Would it be possible to attach all the logs , client before/after restart and server logs? It might give us some clue.

Are you able to consistently reproduce it ? If so, please add the exact steps to reproduce it. That would greatly help us.

It is possible that if the locking is not right, one could get object not found exception. ie, if you read/write using different locks or under no locks. But generally the problem will be transient in that case.
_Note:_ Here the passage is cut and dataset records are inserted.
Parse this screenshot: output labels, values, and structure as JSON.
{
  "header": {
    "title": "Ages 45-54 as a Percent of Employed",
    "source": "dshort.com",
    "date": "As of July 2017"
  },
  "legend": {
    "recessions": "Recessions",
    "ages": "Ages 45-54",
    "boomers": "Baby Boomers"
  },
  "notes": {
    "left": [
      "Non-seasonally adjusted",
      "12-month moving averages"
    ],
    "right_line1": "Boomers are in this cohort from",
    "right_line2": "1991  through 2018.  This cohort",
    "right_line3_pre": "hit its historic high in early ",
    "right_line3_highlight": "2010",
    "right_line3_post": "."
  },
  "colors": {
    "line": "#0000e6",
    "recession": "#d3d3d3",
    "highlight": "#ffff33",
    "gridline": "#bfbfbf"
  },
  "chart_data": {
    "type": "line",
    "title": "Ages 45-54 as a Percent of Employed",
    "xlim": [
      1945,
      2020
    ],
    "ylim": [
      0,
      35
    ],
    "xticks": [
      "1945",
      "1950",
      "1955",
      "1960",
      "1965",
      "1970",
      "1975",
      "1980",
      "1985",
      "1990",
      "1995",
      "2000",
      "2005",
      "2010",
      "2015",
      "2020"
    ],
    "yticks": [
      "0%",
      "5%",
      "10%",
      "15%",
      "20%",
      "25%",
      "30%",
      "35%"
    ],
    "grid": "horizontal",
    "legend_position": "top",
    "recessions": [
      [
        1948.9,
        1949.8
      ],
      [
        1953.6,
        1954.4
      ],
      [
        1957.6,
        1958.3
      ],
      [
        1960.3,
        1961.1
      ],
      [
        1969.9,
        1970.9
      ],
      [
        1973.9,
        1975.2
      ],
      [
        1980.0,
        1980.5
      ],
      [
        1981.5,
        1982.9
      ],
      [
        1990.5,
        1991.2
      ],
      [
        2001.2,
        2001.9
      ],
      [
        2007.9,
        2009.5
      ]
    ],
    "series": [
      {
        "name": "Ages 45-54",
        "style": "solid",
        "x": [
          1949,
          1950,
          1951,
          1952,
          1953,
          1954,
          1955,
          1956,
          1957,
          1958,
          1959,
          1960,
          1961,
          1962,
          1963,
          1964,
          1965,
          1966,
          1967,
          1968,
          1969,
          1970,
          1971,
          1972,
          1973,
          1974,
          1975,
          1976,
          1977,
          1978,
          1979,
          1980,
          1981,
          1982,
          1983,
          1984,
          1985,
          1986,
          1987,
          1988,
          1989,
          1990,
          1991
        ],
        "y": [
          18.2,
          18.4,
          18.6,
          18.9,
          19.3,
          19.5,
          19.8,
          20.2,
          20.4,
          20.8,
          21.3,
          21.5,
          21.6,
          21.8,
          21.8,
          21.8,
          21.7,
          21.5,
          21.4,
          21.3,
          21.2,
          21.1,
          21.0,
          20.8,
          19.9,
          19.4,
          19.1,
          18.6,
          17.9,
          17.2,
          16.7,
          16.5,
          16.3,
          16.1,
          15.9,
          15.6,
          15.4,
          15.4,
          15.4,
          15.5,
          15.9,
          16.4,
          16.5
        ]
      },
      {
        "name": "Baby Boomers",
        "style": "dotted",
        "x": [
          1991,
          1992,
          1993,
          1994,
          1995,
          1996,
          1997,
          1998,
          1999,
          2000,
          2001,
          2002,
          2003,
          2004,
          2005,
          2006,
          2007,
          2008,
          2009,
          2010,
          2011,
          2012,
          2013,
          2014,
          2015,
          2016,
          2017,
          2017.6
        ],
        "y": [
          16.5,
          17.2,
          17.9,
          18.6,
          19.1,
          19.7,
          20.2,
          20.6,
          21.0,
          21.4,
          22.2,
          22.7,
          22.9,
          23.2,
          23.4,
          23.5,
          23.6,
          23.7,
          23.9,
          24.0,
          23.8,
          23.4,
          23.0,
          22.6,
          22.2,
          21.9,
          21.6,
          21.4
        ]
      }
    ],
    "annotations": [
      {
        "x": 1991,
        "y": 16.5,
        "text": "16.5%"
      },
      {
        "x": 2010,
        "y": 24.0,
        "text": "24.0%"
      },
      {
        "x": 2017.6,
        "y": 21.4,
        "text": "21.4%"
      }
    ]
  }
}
Starting two clients or killing one client shouldnt cause this behavior.

From your logs :
Code:

 2010-01-27 05:29:48,752 [main] INFO com.terracottatech.dso - This L2 Node ID = NodeID[ec2-.compute-1.amazonaws.com:9510]
 2010-01-27 05:29:48,752 [main] INFO com.tc.l2.state.ElectionManagerImpl - Election Started : Enrollment [ NodeID[ec2-compute-1.amazonaws.com:9510], isNew = true, weights = 911706895560434739,-2357268809839870500 ]
 2010-01-27 05:29:53,753 [main] INFO com.tc.l2.state.ElectionManagerImpl - Election Complete : [Enrollment [ NodeID[ec2-.compute-1.amazonaws.com:9510], isNew = true, weights = 911706895560434739,-2357268809839870500 ]] : State[ Election-Complete ]
 2010-01-27 05:29:53,754 [main] INFO com.tc.l2.state.StateManagerImpl - Becoming State[ ACTIVE-COORDINATOR ]
 2010-01-27 05:29:53,754 [main] INFO com.terracottatech.console - Becoming State[ ACTIVE-COORDINATOR ]

So this server did not sync up the state from the current active on start up. If you bring all running terracotta servers down (for maintenance), you have to bring the previously active server up first and wait for it to become active again before bringing the other servers up, that way the latest state is synced to all servers.

As long as you have at least one active server up or follow the above mentioned steps, you will not encounter this problem. And your data should be safe with the last active server anyways.

Not sure if this is exactly what you are doing from your description, but this exception can happen if you stop the active server (s1) and let the passive take over (s2) and then stop s2 and then start s1 with the old persistent database files.

Since the cluster has moved forward with s2, the state in the DB in s1 is not current. So you have to either start s2 first so it takes over as active again or start s1 before you kill s2 so the current state is synced between the servers before killing s2.

Actually he is running in Networked active passive mode so it shouldn't matter if he is running in "persistent-store" or "temporary-swap" mode.